Dr. Thilo Schülke, Prof. Dr. Heribert Anzinger
a) Verfahren zur Bestimmung der Anschaffungs- oder Herstellungskosten des Vorratsvermögens
Tz. 781
Grundsätzlich ist jeder Vermögenswert des Vorratsvermögens zum Zeitpunkt des Erwerbes bzw. der Produktion mit dessen spezifischen Anschaffungs- oder Herstellungskosten zu bewerten. Dennoch gewährt der Standard Vereinfachungsverfahren. Vorrausetzung für deren Anwendung ist, dass die Ergebnisse den tatsächlichen Anschaffungs- oder Herstellungskosten nahe kommen (IAS 2.21).
Tz. 782
Ein solches Vereinfachungsverfahren ist die sog. Standardkostenmethode. Dabei wird auf Basis einer Normalauslastung ein Soll-Herstellungskostensatz pro Stück ermittelt. Die Festlegung der Standardkosten basiert auf periodischen Schätzungen über entstehende Kosten wie Materialeinsatz und Löhne sowie Einschätzungen über die Leistungsfähigkeit und Kapazitätsauslastung. Damit die Standardkosten nicht wesentlich von den Ist-Kosten abweichen, ist eine regelmäßige Überprüfung und, falls notwendig, Anpassung an die aktuellen Gegebenheit notwendig (IAS 2.21).
Tz. 783
Neben der Standardkostenmethode wird vor allem im Einzelhandel die sog. retrograde Methode angewandt, um große Stückzahlen von Vorratsposten mit hoher Umschlagshäufigkeit und ähnlichen Gewinnmargen zu bewerten. Bei diesem Verfahren werden Anschaffungs- oder Herstellungskosten durch Abzug einer angemessenen prozentualen Gewinnmarge vom Verkaufspreis der Vorräte ermittelt (IAS 2.22).
Tz. 784
BEISPIEL
Retrograde Methode
Ein Einzelhandelsunternehmen weißt bei der Warengruppe Z folgende Werte auf:
|
Anschaffungskosten |
Verkaufswert |
Anfangsbestand 01.01 |
10.000 GE |
15.000 GE |
Zugänge |
30.000 GE |
45.000 GE |
Verkaufsbestand |
40.000 GE |
60.000 GE |
Umsatzerlöse |
|
35.000 GE |
Endbestand 31.12. |
|
25.000 GE |
Das Verhältnis Anschaffungskosten zum Verkaufswert ermittelt sich wie folgt:
40.000 GE / 60.000 GE = 66,67 %.
Dies entspricht einer Gewinnspanne von 33,33 %.

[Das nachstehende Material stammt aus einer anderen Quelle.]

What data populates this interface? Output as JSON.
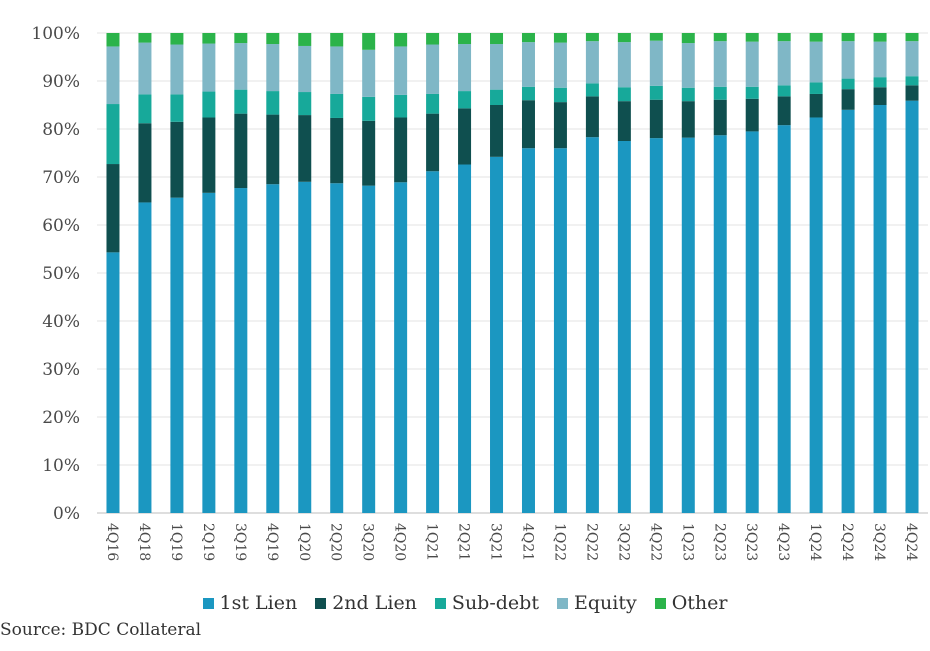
{
  "chart_data": {
    "type": "bar",
    "stacked": true,
    "ylim": [
      0,
      100
    ],
    "yticks": [
      "0%",
      "10%",
      "20%",
      "30%",
      "40%",
      "50%",
      "60%",
      "70%",
      "80%",
      "90%",
      "100%"
    ],
    "categories": [
      "4Q16",
      "4Q18",
      "1Q19",
      "2Q19",
      "3Q19",
      "4Q19",
      "1Q20",
      "2Q20",
      "3Q20",
      "4Q20",
      "1Q21",
      "2Q21",
      "3Q21",
      "4Q21",
      "1Q22",
      "2Q22",
      "3Q22",
      "4Q22",
      "1Q23",
      "2Q23",
      "3Q23",
      "4Q23",
      "1Q24",
      "2Q24",
      "3Q24",
      "4Q24"
    ],
    "series": [
      {
        "name": "1st Lien",
        "color": "#1b97c1",
        "values": [
          54.3,
          64.7,
          65.7,
          66.7,
          67.7,
          68.5,
          69.0,
          68.7,
          68.2,
          68.9,
          71.2,
          72.6,
          74.2,
          76.0,
          76.0,
          78.3,
          77.5,
          78.1,
          78.2,
          78.7,
          79.5,
          80.8,
          82.4,
          84.0,
          85.0,
          85.9
        ]
      },
      {
        "name": "2nd Lien",
        "color": "#0f4f4f",
        "values": [
          18.4,
          16.5,
          15.8,
          15.7,
          15.5,
          14.5,
          13.9,
          13.6,
          13.5,
          13.5,
          12.0,
          11.7,
          10.8,
          10.0,
          9.6,
          8.5,
          8.3,
          8.0,
          7.6,
          7.4,
          6.8,
          6.0,
          4.9,
          4.3,
          3.7,
          3.2
        ]
      },
      {
        "name": "Sub-debt",
        "color": "#17a99a",
        "values": [
          12.5,
          6.0,
          5.7,
          5.4,
          5.0,
          4.9,
          4.8,
          5.0,
          5.0,
          4.7,
          4.1,
          3.6,
          3.2,
          2.8,
          3.0,
          2.7,
          2.9,
          2.9,
          2.8,
          2.7,
          2.5,
          2.3,
          2.4,
          2.2,
          2.1,
          1.9
        ]
      },
      {
        "name": "Equity",
        "color": "#7fb7c6",
        "values": [
          12.0,
          10.8,
          10.4,
          10.0,
          9.7,
          9.8,
          9.6,
          9.9,
          9.8,
          10.1,
          10.3,
          9.8,
          9.5,
          9.3,
          9.4,
          8.8,
          9.4,
          9.4,
          9.3,
          9.5,
          9.4,
          9.2,
          8.5,
          7.8,
          7.4,
          7.3
        ]
      },
      {
        "name": "Other",
        "color": "#2bb34a",
        "values": [
          2.8,
          2.0,
          2.4,
          2.2,
          2.1,
          2.3,
          2.7,
          2.8,
          3.5,
          2.8,
          2.4,
          2.3,
          2.3,
          1.9,
          2.0,
          1.7,
          1.9,
          1.6,
          2.1,
          1.7,
          1.8,
          1.7,
          1.8,
          1.7,
          1.8,
          1.7
        ]
      }
    ]
  },
  "source": "Source: BDC Collateral"
}
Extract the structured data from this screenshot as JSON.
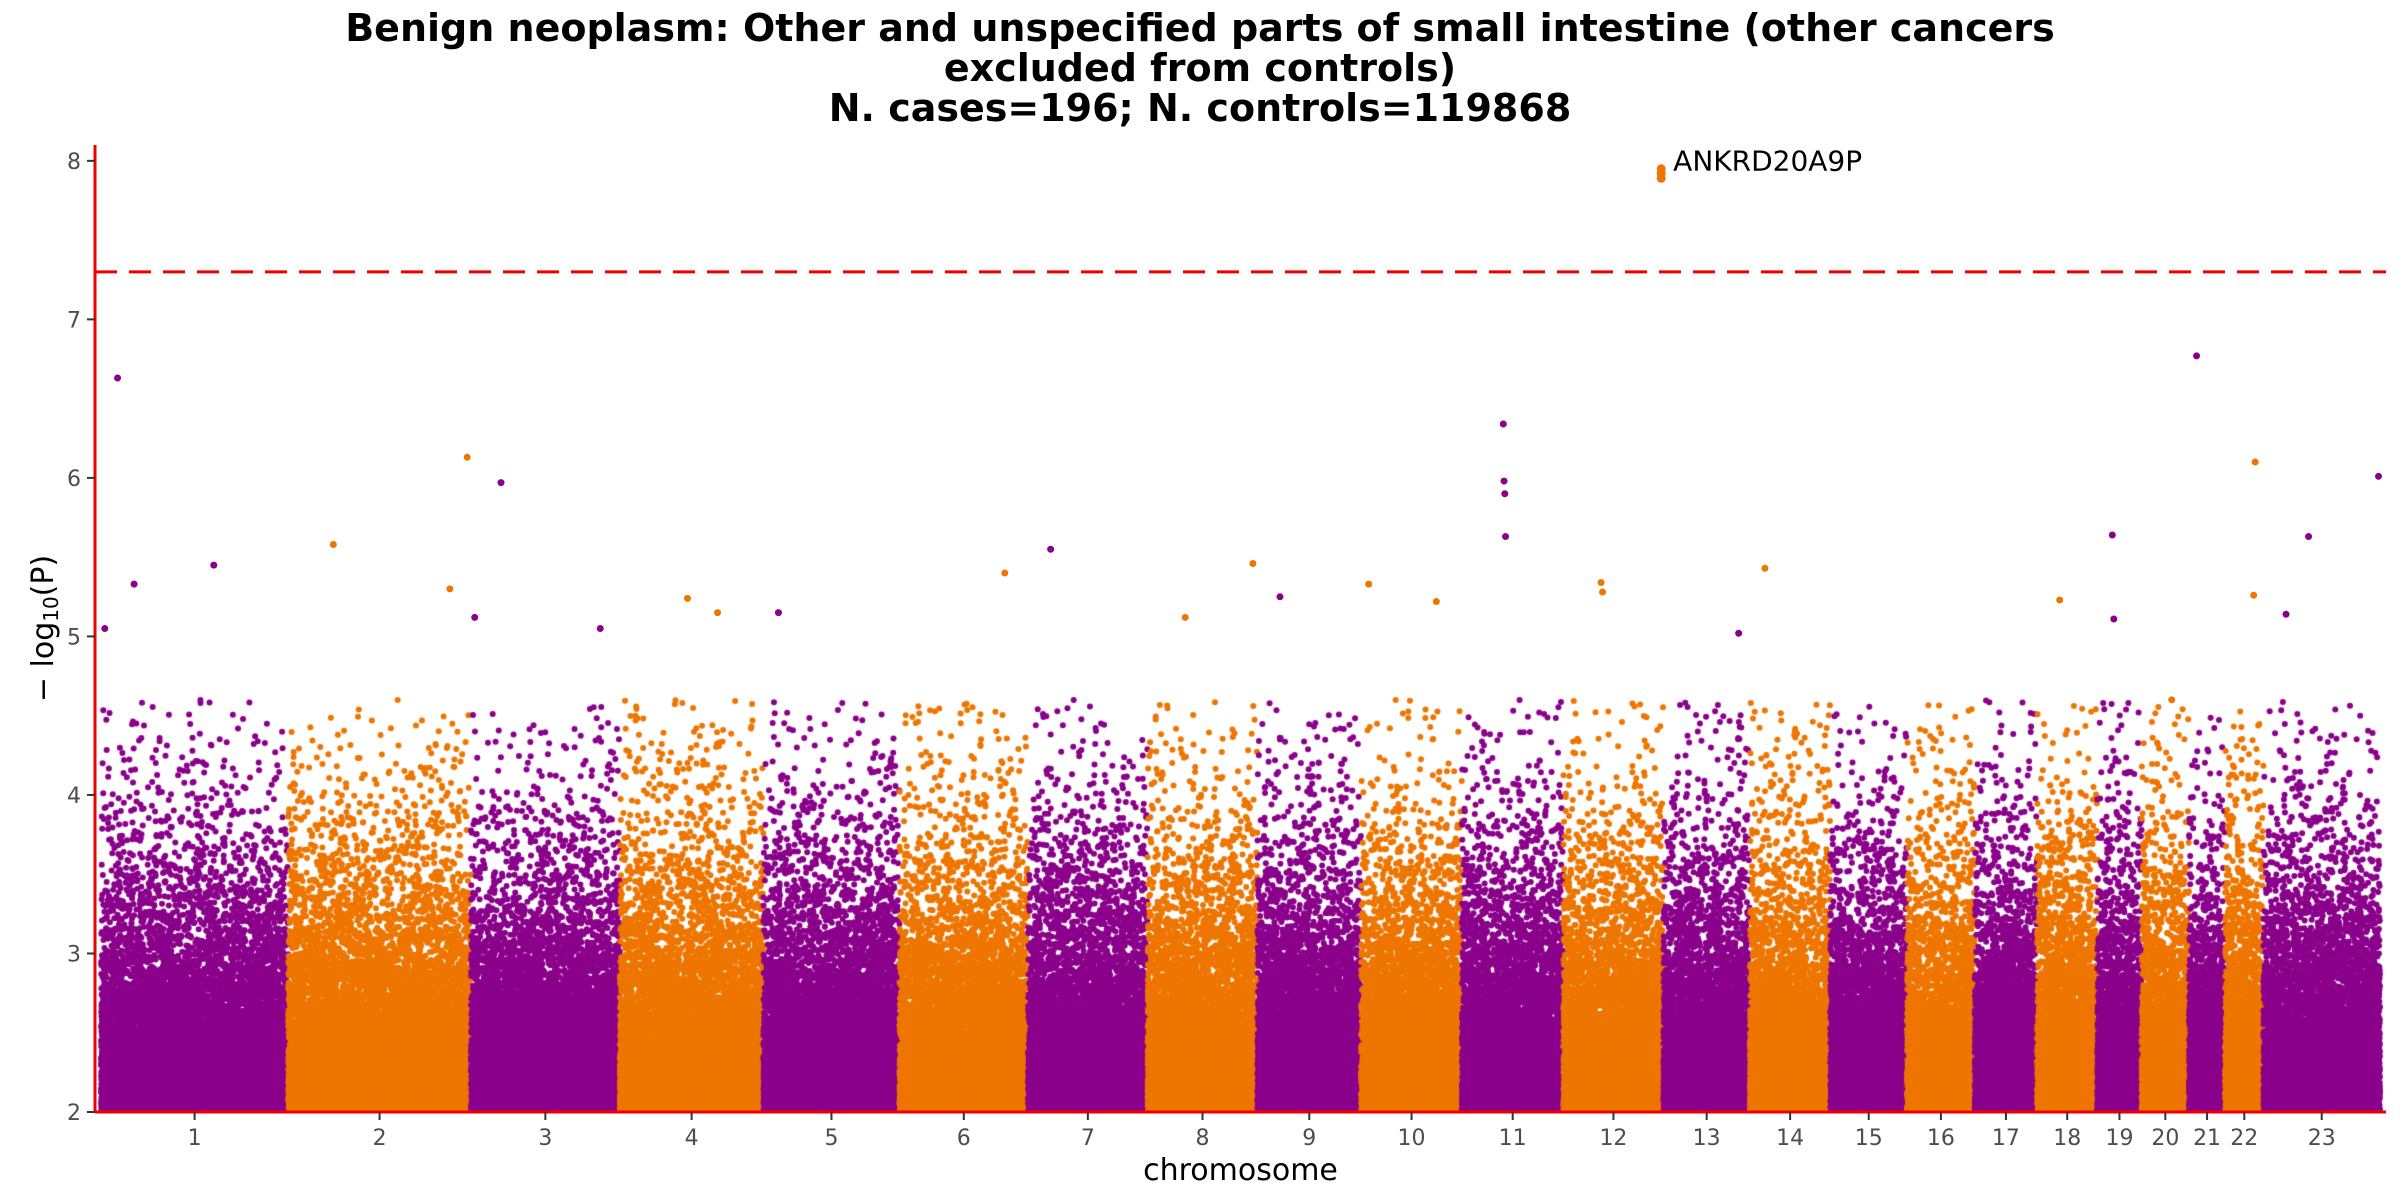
{
  "chart_data": {
    "type": "scatter",
    "subtype": "manhattan",
    "title_lines": [
      "Benign neoplasm: Other and unspecified parts of small intestine (other cancers",
      "excluded from controls)",
      "N. cases=196; N. controls=119868"
    ],
    "xlabel": "chromosome",
    "ylabel": "−log10(P)",
    "ylim": [
      2,
      8.1
    ],
    "y_ticks": [
      2,
      3,
      4,
      5,
      6,
      7,
      8
    ],
    "significance_line": 7.3,
    "colors": {
      "odd": "#8B008B",
      "even": "#EE7600",
      "threshold": "#EE0000",
      "axis": "#EE0000"
    },
    "chromosomes": [
      {
        "label": "1",
        "length": 249
      },
      {
        "label": "2",
        "length": 243
      },
      {
        "label": "3",
        "length": 198
      },
      {
        "label": "4",
        "length": 191
      },
      {
        "label": "5",
        "length": 181
      },
      {
        "label": "6",
        "length": 171
      },
      {
        "label": "7",
        "length": 159
      },
      {
        "label": "8",
        "length": 146
      },
      {
        "label": "9",
        "length": 138
      },
      {
        "label": "10",
        "length": 134
      },
      {
        "label": "11",
        "length": 135
      },
      {
        "label": "12",
        "length": 133
      },
      {
        "label": "13",
        "length": 115
      },
      {
        "label": "14",
        "length": 107
      },
      {
        "label": "15",
        "length": 102
      },
      {
        "label": "16",
        "length": 90
      },
      {
        "label": "17",
        "length": 83
      },
      {
        "label": "18",
        "length": 80
      },
      {
        "label": "19",
        "length": 59
      },
      {
        "label": "20",
        "length": 63
      },
      {
        "label": "21",
        "length": 48
      },
      {
        "label": "22",
        "length": 51
      },
      {
        "label": "23",
        "length": 155
      }
    ],
    "top_hits": [
      {
        "chr": "1",
        "pos": 22,
        "p": 6.63
      },
      {
        "chr": "1",
        "pos": 44,
        "p": 5.33
      },
      {
        "chr": "1",
        "pos": 150,
        "p": 5.45
      },
      {
        "chr": "1",
        "pos": 5,
        "p": 5.05
      },
      {
        "chr": "2",
        "pos": 215,
        "p": 5.3
      },
      {
        "chr": "2",
        "pos": 238,
        "p": 6.13
      },
      {
        "chr": "2",
        "pos": 60,
        "p": 5.58
      },
      {
        "chr": "3",
        "pos": 40,
        "p": 5.97
      },
      {
        "chr": "3",
        "pos": 5,
        "p": 5.12
      },
      {
        "chr": "3",
        "pos": 172,
        "p": 5.05
      },
      {
        "chr": "4",
        "pos": 90,
        "p": 5.24
      },
      {
        "chr": "4",
        "pos": 130,
        "p": 5.15
      },
      {
        "chr": "5",
        "pos": 20,
        "p": 5.15
      },
      {
        "chr": "6",
        "pos": 140,
        "p": 5.4
      },
      {
        "chr": "7",
        "pos": 30,
        "p": 5.55
      },
      {
        "chr": "8",
        "pos": 50,
        "p": 5.12
      },
      {
        "chr": "8",
        "pos": 140,
        "p": 5.46
      },
      {
        "chr": "9",
        "pos": 30,
        "p": 5.25
      },
      {
        "chr": "10",
        "pos": 10,
        "p": 5.33
      },
      {
        "chr": "10",
        "pos": 100,
        "p": 5.22
      },
      {
        "chr": "11",
        "pos": 55,
        "p": 6.34
      },
      {
        "chr": "11",
        "pos": 56,
        "p": 5.98
      },
      {
        "chr": "11",
        "pos": 57,
        "p": 5.9
      },
      {
        "chr": "11",
        "pos": 58,
        "p": 5.63
      },
      {
        "chr": "12",
        "pos": 50,
        "p": 5.34
      },
      {
        "chr": "12",
        "pos": 52,
        "p": 5.28
      },
      {
        "chr": "14",
        "pos": 20,
        "p": 5.43
      },
      {
        "chr": "13",
        "pos": 100,
        "p": 5.02
      },
      {
        "chr": "18",
        "pos": 30,
        "p": 5.23
      },
      {
        "chr": "19",
        "pos": 20,
        "p": 5.64
      },
      {
        "chr": "19",
        "pos": 22,
        "p": 5.11
      },
      {
        "chr": "20",
        "pos": 40,
        "p": 4.6
      },
      {
        "chr": "21",
        "pos": 10,
        "p": 6.77
      },
      {
        "chr": "22",
        "pos": 40,
        "p": 6.1
      },
      {
        "chr": "22",
        "pos": 38,
        "p": 5.26
      },
      {
        "chr": "23",
        "pos": 60,
        "p": 5.63
      },
      {
        "chr": "23",
        "pos": 30,
        "p": 5.14
      },
      {
        "chr": "23",
        "pos": 153,
        "p": 6.01
      }
    ],
    "annotations": [
      {
        "label": "ANKRD20A9P",
        "chr": "12",
        "pos": 130,
        "p": 7.92
      }
    ]
  }
}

Dies führt zu folgender Bewertung der Vorräte zum 31.12.: 25.000 GE x 66,67 % = 16.667 GE.
b) Verfahren zur Kostenzuordnung
Tz. 785
Gem. IAS 2.23 sind Vorräte nach dem Prinzip der Einzelzuordnung zu bewerten, soweit es sich um Vorräte handelt, die gewöhnlich nicht austauschbar sind oder die für spezielle Projekte hergestellt und ausgesondert werden. Einzelzuordnung bedeutet, dass jedem identifizierbaren Vermögenswert die jeweiligen Anschaffungs- oder Herstellungskosten zugeordnet werden (IAS 2.24). Nicht austauschbare Vorräte stellen bspw. Kunstgegenstände oder Antiquitäten dar.
Tz. 786
Handelt es sich jedoch um Vorräte, die in einer großen Anzahl vorliegen und normalerweise untereinander austauschbar sind, hat die Bewertung unter Verwendung bestimmter Vereinfachungsverfahren zu erfolgen (IAS 2.24 und .25). Aus Objektivierungsgründen ist die Anwendung von Vereinfachungsmethoden dabei zwingend vorgeschrieben. Dadurch soll eine bewusste Steuerung des Wertansatzes und des Jahresergebnisses durch die gezielte Auswahl am Bilanzstichtag verbleibender Vorräte vermieden werden.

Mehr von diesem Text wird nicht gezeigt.